Saturday, December 09, 2006

The magic of Python

One of my customers sells novelty toys. Cool gizmos to play with. They advertise on infomercials which are done by as third party. Buyers call the third party to place orders, and the orders are later sent to my customer in a comma separated values (csv) file. These orders then need to be loaded into their accounting system and sent to the credit card processing gateway; however, the csv file from the call center is not in a format that matches the csv file needed by the accounting system or credit card gateway.

Since Microsoft Excel will read and write csv files, I wrote a fairly large macro to read the file from the call center and rearrange the values into the formats the other systems wanted. I was pretty happy, until I noticed two items where Excel "helped" me.

  1. Credit card expiration dates are recorded as 03/09 meaning end of March, 2009. Excel sees that and says, "That looks like a date, but not quite all the digits are there." So it guesses that you are really talking about 03/09/2006 (this year), so now when I say output the date as MM/YY or 03/06, the credit card is already expired. I can correct this by telling Excel to out put the date as MM/DD. A hack to be sure, but it works until 2032.
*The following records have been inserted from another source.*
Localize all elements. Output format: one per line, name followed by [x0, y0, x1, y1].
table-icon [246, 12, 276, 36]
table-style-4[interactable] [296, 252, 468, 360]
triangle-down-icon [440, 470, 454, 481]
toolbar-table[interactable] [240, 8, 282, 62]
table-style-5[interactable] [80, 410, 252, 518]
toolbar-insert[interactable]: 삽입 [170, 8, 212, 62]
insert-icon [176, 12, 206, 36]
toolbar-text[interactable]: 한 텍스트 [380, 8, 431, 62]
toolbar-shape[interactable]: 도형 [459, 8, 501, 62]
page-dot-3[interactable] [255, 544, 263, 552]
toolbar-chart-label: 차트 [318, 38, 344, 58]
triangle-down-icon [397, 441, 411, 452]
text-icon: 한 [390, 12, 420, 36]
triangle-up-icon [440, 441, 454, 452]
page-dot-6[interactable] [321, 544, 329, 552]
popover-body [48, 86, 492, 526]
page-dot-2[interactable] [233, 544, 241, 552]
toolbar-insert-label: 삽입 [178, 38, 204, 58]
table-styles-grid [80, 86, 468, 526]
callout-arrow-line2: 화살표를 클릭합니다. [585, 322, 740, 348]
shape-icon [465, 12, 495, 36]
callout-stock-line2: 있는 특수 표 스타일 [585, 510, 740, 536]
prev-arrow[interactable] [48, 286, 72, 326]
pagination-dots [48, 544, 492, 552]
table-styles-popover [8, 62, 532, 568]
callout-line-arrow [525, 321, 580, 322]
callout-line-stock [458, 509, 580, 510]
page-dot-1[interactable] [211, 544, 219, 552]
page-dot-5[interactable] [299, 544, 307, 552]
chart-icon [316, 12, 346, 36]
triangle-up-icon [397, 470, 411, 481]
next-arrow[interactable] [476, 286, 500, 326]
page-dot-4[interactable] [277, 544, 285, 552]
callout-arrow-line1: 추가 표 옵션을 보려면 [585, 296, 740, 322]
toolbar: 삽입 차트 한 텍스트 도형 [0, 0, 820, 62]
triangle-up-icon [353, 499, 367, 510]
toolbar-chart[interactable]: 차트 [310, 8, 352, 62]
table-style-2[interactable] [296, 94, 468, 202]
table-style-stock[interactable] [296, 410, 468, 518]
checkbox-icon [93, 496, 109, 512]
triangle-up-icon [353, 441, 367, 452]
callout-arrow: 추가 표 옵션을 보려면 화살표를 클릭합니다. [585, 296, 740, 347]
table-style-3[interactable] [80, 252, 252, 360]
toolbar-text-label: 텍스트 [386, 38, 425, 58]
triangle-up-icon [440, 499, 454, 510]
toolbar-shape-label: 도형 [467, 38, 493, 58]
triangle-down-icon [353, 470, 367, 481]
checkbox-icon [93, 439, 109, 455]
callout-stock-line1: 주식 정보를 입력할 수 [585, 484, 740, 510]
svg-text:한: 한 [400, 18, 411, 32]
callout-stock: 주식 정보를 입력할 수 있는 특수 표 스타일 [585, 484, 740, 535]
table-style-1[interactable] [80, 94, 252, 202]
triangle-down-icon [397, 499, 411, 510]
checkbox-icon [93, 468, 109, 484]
  2. When Excel encounters numbers over 9,999,999,999 it decides to represent them in scientific notation. These numbers can be reformatted to display correctly but after 15 digits, Excel starts dropping digits off. So lets pretend your credit card number is 16 digits long (most are) like 1234 5678 9012 3456. Excel reads it as 1.234567 E+15, when I reformat it, the credit card number becomes 1234567890123450, losing the last digit -- a check digit by the way.
I'd like it if Microsoft gave me a don't-help-me-mode. Which they do, it is called Visual Studio. But someplace in between do-it-all and mess-the-data-up-right-away would be nice. What I'd really like is to have Excel read these values as sequences of characters instead of numbers. In fact, if I surround any value with =" value ", no matter what is in there, Excel treats it as a string when it reads it with no second guessing, and no "help."

Once the file was open by Excel it was too late. So I needed to find a way to put those =" " characters into the csv beforehand. I considered writing a small .net program, but then I thought about Python and did a quick google search.

From that search I ended with this.
# -*- coding: cp1252 -*-
import sys
import csv

args = sys.argv
inputCsv = args[1] + '.csv'
outputCsv = args[1] + '-post.csv'

reader = csv.reader(open(inputCsv, "rb"))
writer = csv.writer(open(outputCsv, "wb"))
for row in reader:
row[20] = '="' + row[20] + '"'
writer.writerow(row)

Which comes down to:
Open the input csv, and create an output csv, for each row in the file, wrap the 20 item with =" value ". That was easy. I should have written the whole thing in Python.